French socialist Andre Gorz famously jettisoned the reform/ revolution dichotomy, instead advocating a strategy of non-reformist reformism. He defined—and, as far as I know, unveiled—the concept in Strategy for Labor and contrasted it with conventional, system-sustaining, reformist reformism:
A reformist reform is one which subordinates its objectives to the criteria of rationality and practicability of a given system and policy. Reformism rejects those objectives and demands—however deep the need for them—which are incompatible with the preservation of the system.
On the other hand, a not necessarily reformist reform is one which is conceived not in terms of what is possible within the framework of a given system and administration, but in view of what should be made possible in terms of human needs and demands.

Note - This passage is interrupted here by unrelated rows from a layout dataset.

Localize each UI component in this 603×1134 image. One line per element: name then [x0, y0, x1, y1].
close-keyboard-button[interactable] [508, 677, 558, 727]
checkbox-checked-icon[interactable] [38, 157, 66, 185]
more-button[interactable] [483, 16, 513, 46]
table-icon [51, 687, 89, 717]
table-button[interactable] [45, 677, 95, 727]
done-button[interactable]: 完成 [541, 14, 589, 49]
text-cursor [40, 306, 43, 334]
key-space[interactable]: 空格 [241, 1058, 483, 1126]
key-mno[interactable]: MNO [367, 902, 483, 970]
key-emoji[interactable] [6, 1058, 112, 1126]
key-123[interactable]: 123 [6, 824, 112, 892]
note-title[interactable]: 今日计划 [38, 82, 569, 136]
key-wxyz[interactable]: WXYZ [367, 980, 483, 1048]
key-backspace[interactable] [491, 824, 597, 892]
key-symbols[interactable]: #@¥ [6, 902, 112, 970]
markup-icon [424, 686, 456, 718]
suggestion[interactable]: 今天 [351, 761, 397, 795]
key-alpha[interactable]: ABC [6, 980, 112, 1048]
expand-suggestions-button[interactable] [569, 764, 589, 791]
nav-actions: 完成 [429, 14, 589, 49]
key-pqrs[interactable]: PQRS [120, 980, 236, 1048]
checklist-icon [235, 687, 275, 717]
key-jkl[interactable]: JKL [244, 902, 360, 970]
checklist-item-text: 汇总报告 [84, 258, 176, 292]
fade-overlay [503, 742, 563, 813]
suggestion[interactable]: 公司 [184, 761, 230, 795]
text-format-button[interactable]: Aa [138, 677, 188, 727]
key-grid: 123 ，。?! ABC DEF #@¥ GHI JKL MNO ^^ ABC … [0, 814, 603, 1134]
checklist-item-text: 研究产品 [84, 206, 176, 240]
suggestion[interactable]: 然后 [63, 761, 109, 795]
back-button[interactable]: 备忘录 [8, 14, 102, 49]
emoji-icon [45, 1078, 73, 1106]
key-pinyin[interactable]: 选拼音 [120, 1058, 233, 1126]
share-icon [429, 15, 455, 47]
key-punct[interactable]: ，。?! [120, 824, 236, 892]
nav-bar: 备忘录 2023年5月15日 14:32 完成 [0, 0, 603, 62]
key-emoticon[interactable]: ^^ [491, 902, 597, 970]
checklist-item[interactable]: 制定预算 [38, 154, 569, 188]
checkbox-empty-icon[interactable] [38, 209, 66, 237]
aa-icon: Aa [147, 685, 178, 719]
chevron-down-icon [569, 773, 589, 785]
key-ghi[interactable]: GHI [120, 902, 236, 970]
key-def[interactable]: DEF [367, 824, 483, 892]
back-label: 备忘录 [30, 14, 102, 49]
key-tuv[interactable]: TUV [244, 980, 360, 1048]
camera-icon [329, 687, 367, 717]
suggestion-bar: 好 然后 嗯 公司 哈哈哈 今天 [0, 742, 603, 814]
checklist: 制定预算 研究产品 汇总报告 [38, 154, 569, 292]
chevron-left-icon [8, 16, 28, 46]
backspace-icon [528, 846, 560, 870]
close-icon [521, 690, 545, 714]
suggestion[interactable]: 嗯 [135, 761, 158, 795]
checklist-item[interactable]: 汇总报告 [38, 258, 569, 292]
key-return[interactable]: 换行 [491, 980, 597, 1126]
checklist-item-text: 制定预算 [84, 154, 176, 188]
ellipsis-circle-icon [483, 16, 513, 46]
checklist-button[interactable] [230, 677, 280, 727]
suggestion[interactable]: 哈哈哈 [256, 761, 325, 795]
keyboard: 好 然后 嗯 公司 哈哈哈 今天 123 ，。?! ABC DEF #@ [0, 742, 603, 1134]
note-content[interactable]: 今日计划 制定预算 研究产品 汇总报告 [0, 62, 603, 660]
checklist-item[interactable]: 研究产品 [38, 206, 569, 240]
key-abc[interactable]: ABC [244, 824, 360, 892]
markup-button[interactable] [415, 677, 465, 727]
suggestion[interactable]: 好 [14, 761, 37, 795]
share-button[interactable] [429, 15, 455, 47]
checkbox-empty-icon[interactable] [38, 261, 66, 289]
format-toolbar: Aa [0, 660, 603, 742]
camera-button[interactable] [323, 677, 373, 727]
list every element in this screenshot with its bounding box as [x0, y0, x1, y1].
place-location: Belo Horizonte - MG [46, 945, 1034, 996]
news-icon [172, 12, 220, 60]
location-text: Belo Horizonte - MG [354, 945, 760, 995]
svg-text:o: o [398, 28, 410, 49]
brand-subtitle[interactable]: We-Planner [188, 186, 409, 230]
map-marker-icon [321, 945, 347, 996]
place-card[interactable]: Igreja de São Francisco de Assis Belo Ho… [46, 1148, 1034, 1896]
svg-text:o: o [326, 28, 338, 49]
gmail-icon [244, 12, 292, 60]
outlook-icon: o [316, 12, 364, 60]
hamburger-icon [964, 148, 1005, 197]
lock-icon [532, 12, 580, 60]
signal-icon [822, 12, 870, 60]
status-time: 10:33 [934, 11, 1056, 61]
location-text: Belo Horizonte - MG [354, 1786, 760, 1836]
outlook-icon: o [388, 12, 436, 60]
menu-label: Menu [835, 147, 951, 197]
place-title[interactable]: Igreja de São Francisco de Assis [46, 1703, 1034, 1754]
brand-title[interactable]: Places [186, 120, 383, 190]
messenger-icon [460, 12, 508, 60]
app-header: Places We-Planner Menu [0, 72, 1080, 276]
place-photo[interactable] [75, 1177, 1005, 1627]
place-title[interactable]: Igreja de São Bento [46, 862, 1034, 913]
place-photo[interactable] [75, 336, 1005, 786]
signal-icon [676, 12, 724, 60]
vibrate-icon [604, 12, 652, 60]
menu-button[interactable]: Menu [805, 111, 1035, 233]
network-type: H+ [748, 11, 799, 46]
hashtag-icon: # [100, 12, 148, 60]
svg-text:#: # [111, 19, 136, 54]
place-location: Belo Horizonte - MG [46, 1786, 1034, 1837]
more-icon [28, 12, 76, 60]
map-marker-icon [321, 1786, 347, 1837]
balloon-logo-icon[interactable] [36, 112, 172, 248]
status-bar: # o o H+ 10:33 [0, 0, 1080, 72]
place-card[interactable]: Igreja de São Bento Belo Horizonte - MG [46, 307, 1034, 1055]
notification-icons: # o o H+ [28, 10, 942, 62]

In other words, a struggle for non-reformist reforms—for anti-capitalist reforms—is one which does not base its validity and its right to exist on capitalist needs, criteria, and rationales. A non-reformist reform is determined not in terms of what can be, but what should be. And finally, it bases the possibility of attaining its objective on the implementation of fundamental political and economic changes. The changes can be sudden, just as they can be gradual. But in any case they assume a modification of the relations of power; they assume that the workers will take over powers or assert a force (that is to say, a non-institutionalized force) strong enough to establish, maintain, and expand those tendencies within the system which serve to weaken capitalism and to shake its joints. They assume structural reforms.